39. The Employer has placed no evidence to illustrate the discrepancy or discrepancies between the Employee’s profile and the profile of the post as the basis for the rejection of her appointment in January 2022.

1. In City of Cape Town v SA Municipal Workers Union on behalf of Sylvester & others8 8 [2013] 34 ILJ 1156 (LC), it was held that -

“the overall test is one of fairness, and that in deciding whether or not the employer had acted unfairly in failing or refusing to promote the employee, relevant factors to consider include whether the failure or refusal to promote was caused by unacceptable, irrelevant or invidious considerations on the part of the employer; or whether the employer’s decision was motivated by bad faith, was arbitrary, capricious, unfair or discriminatory; whether there were insubstantial reasons for the employer’s decision not to promote; whether the employer’s decision not to promote was based upon a wrong principle or was taken in a biased manner; whether the employer failed to apply its mind to the promotion of the employee; or whether the employer failed to comply with applicable procedural requirements related to promotions. The list is not exhaustive.”

40. As matters stand, there was no substantial reasons for not appointing the Employee in January 2022. It therefore stands to reason that the Employee ought to have been appointed in January 2021 as nothing stood on her way, except that the Employer dragged the process for 12 months and decided to appoint her in 2023, having gone through the same or similar process again, as she did in 2021.

41. In light of the above, where there is no reasons at all submitted for the Employer’s failure to appoint the Employee, such a decision becomes arbitrary, and unfair to the Employee as there are insubstantial reasons for the Employer’s decision not to appoint her with effect from January 2022.

42. In the premises, it is my finding that the decision of the Employer not to appoint the Employee to the post of Head of Department at the school, which is on level 2 constitutes an unfair labour practice.

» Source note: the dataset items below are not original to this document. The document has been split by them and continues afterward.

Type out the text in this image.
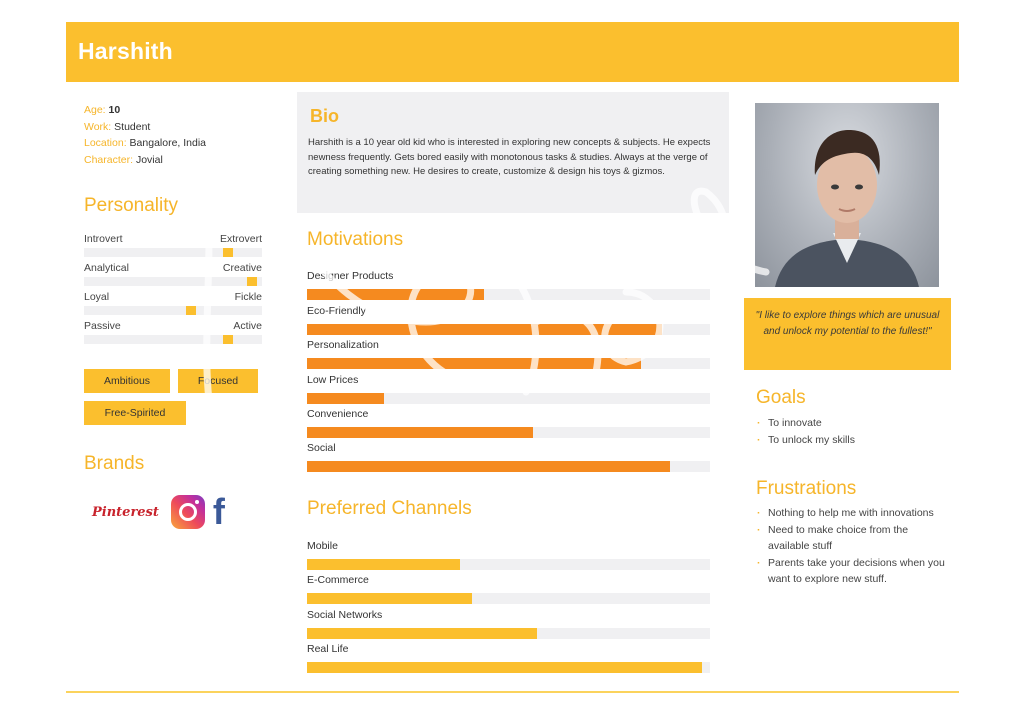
Harshith
Age: 10
Work: Student
Location: Bangalore, India
Character: Jovial
Personality
Introvert	Extrovert
Analytical	Creative
Loyal	Fickle
Passive	Active
Ambitious	Focused
Free-Spirited
Brands
Pinterest f
Bio

Harshith is a 10 year old kid who is interested in exploring new concepts & subjects. He expects newness frequently. Gets bored easily with monotonous tasks & studies. Always at the verge of creating something new. He desires to create, customize & design his toys & gizmos.

Motivations
Designer Products
Eco-Friendly
Personalization
Low Prices
Convenience
Social
Preferred Channels
Mobile
E-Commerce
Social Networks
Real Life
"I like to explore things which are unusual and unlock my potential to the fullest!"
Goals
· To innovate
· To unlock my skills
Frustrations
· Nothing to help me with innovations
· Need to make choice from the available stuff
· Parents take your decisions when you want to explore new stuff.
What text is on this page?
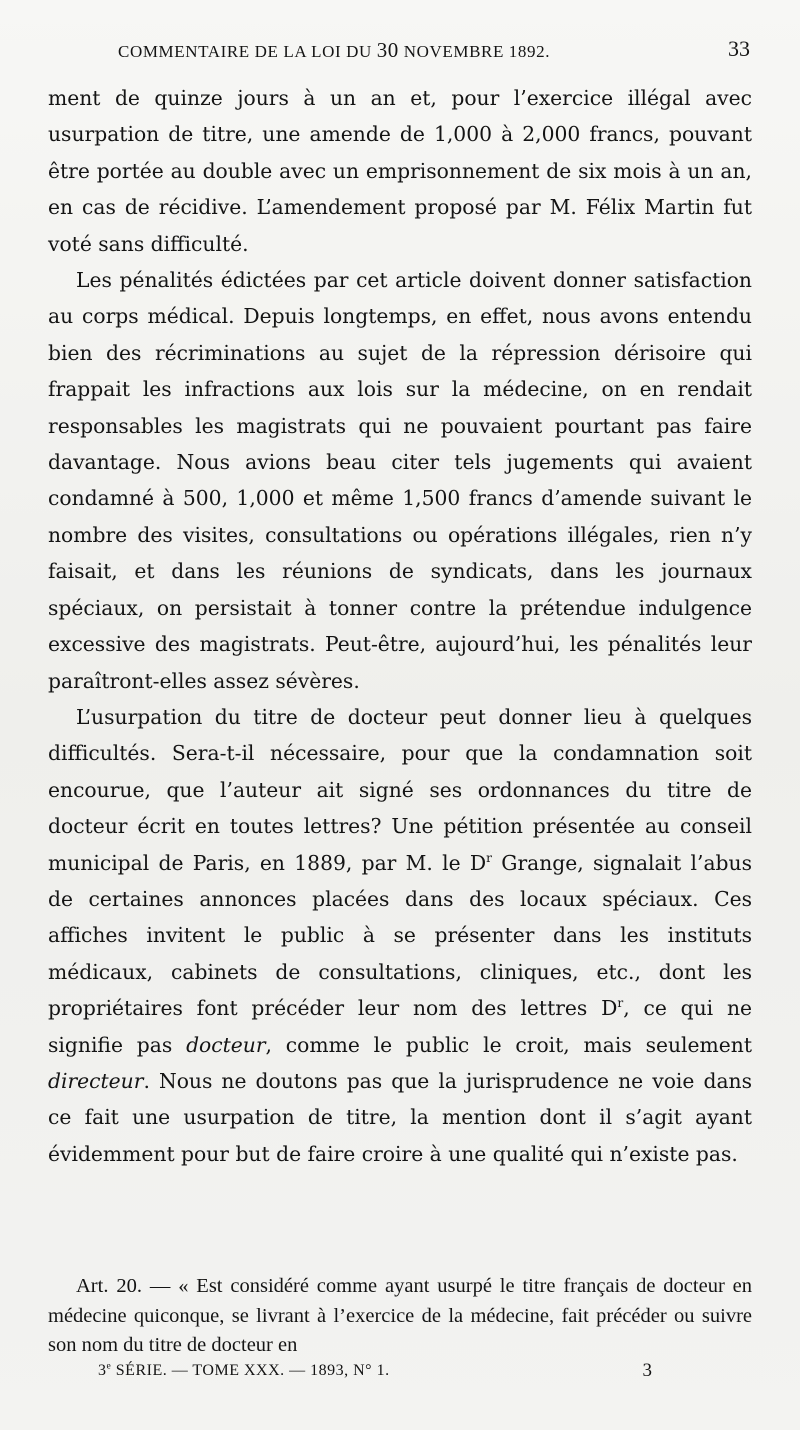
COMMENTAIRE DE LA LOI DU 30 NOVEMBRE 1892.	33

ment de quinze jours à un an et, pour l’exercice illégal avec usurpation de titre, une amende de 1,000 à 2,000 francs, pouvant être portée au double avec un emprisonnement de six mois à un an, en cas de récidive. L’amendement proposé par M. Félix Martin fut voté sans difficulté.

Les pénalités édictées par cet article doivent donner satisfaction au corps médical. Depuis longtemps, en effet, nous avons entendu bien des récriminations au sujet de la répression dérisoire qui frappait les infractions aux lois sur la médecine, on en rendait responsables les magistrats qui ne pouvaient pourtant pas faire davantage. Nous avions beau citer tels jugements qui avaient condamné à 500, 1,000 et même 1,500 francs d’amende suivant le nombre des visites, consultations ou opérations illégales, rien n’y faisait, et dans les réunions de syndicats, dans les journaux spéciaux, on persistait à tonner contre la prétendue indulgence excessive des magistrats. Peut-être, aujourd’hui, les pénalités leur paraîtront-elles assez sévères.

L’usurpation du titre de docteur peut donner lieu à quelques difficultés. Sera-t-il nécessaire, pour que la condamnation soit encourue, que l’auteur ait signé ses ordonnances du titre de docteur écrit en toutes lettres? Une pétition présentée au conseil municipal de Paris, en 1889, par M. le $D^r$ Grange, signalait l’abus de certaines annonces placées dans des locaux spéciaux. Ces affiches invitent le public à se présenter dans les instituts médicaux, cabinets de consultations, cliniques, etc., dont les propriétaires font précéder leur nom des lettres $D^r$, ce qui ne signifie pas docteur, comme le public le croit, mais seulement directeur. Nous ne doutons pas que la jurisprudence ne voie dans ce fait une usurpation de titre, la mention dont il s’agit ayant évidemment pour but de faire croire à une qualité qui n’existe pas.

Art. 20. — « Est considéré comme ayant usurpé le titre français de docteur en médecine quiconque, se livrant à l’exercice de la médecine, fait précéder ou suivre son nom du titre de docteur en

3e SÉRIE. — TOME XXX. — 1893, N° 1.	3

43. Although the Employee seeks 12 months compensation, I have considered the fact that she is still employed and that she has been employed throughout 2022, also, had she been promoted on January 2022, she would have received a few percentages on top of her salary notch. I therefore believe that compensation of three months is just and equitable, calculated as follows: R 32 840.32.00 per month x 3 = R 98 520.96 (Ninety eight thousand, five hundred and twenty rand ninety six cents).


44. The failure by the Employer to promote the Employee to the post of Head of Department at Vaal Oranje Primary School is unfair.

45. The Employer is ordered to pay compensation to the Employee of R 98 520.96 (Ninety eight thousand, five hundred and twenty rand ninety six cents).